L’absence de preuve d’un lien causal entre la maladie de Guillain-Barré et le vaccin contre l’hépatite B

Cass. 1re civ., 28 juin 2012, n° 11-14287, non publié au bulletin.








Contexte : Cet arrêt rendu le 28 juin 2012 illustre, une fois de plus, la difficulté pour les demandeurs en réparation de rapporter la preuve d’un lien causal entre leur affection et le vaccin contre l’hépatite B par le biais de présomptions de fait dont la Cour de cassation abandonne l’appréciation aux juges du fond.

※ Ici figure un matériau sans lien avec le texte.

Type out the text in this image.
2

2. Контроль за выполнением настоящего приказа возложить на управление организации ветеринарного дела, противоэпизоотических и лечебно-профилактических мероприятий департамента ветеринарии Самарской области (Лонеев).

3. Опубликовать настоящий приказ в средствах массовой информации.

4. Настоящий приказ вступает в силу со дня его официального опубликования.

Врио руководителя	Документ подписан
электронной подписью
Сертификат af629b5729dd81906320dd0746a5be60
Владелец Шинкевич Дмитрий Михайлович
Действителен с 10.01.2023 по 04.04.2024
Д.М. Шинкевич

Litige : Une personne présente les symptômes de la maladie de Guillain-Barré très peu de temps après l’injection, courant 1995, du vaccin contre l’hépatite B, Genhevac B, fabriqué par la société Pasteur vaccins. Elle demande réparation de son dommage à cette dernière sur le fondement de l’article 1147 et 1382 interprétés à la lumière de la directive du 25 juillet 1985 relative au rapprochement des dispositions législatives et réglementaires des Etats membres en matière de responsabilité du fait des produits défectueux.

Solution : La Cour de cassation rejette le pourvoi formé contre l’arrêt de la Cour d’appel de Paris en retenant que, d’abord, l’arrêt, qui rappelle que la responsabilité du producteur est soumise à la condition que le demandeur prouve le dommage, le défaut du produit et le lien de causalité entre l’un et l’autre, énonce, à bon droit, qu’il doit préalablement établir qu’il a subi l’injection du produit litigieux et que celle-ci peut être en corrélation avec son affection ; qu’ensuite, c’est dans l’exercice de son pouvoir souverain d’appréciation des éléments de preuve que la cour d’appel, sans omettre d’évoquer les désaccords sur les antécédents médicaux de la demanderesse qui s’était refusée à communiquer les dossiers détenus par son médecin traitant et sans se fonder sur l’éventuelle incidence de l’affection à Campylobacter jejuni, a retenu qu’il n’existe pas de consensus national et international en faveur d’un lien de causalité entre la vaccination contre l’hépatite B et les affections démyélinisantes ni d’association statistique significative permettant de déduire un tel lien, pour en déduire, sans se contredire et en considération également des conclusions des experts ayant examiné la demanderesse et son dossier médical, que l’existence d’une corrélation entre son affection et la vaccination n’était pas établie, le lien de causalité demeurant purement hypothétique.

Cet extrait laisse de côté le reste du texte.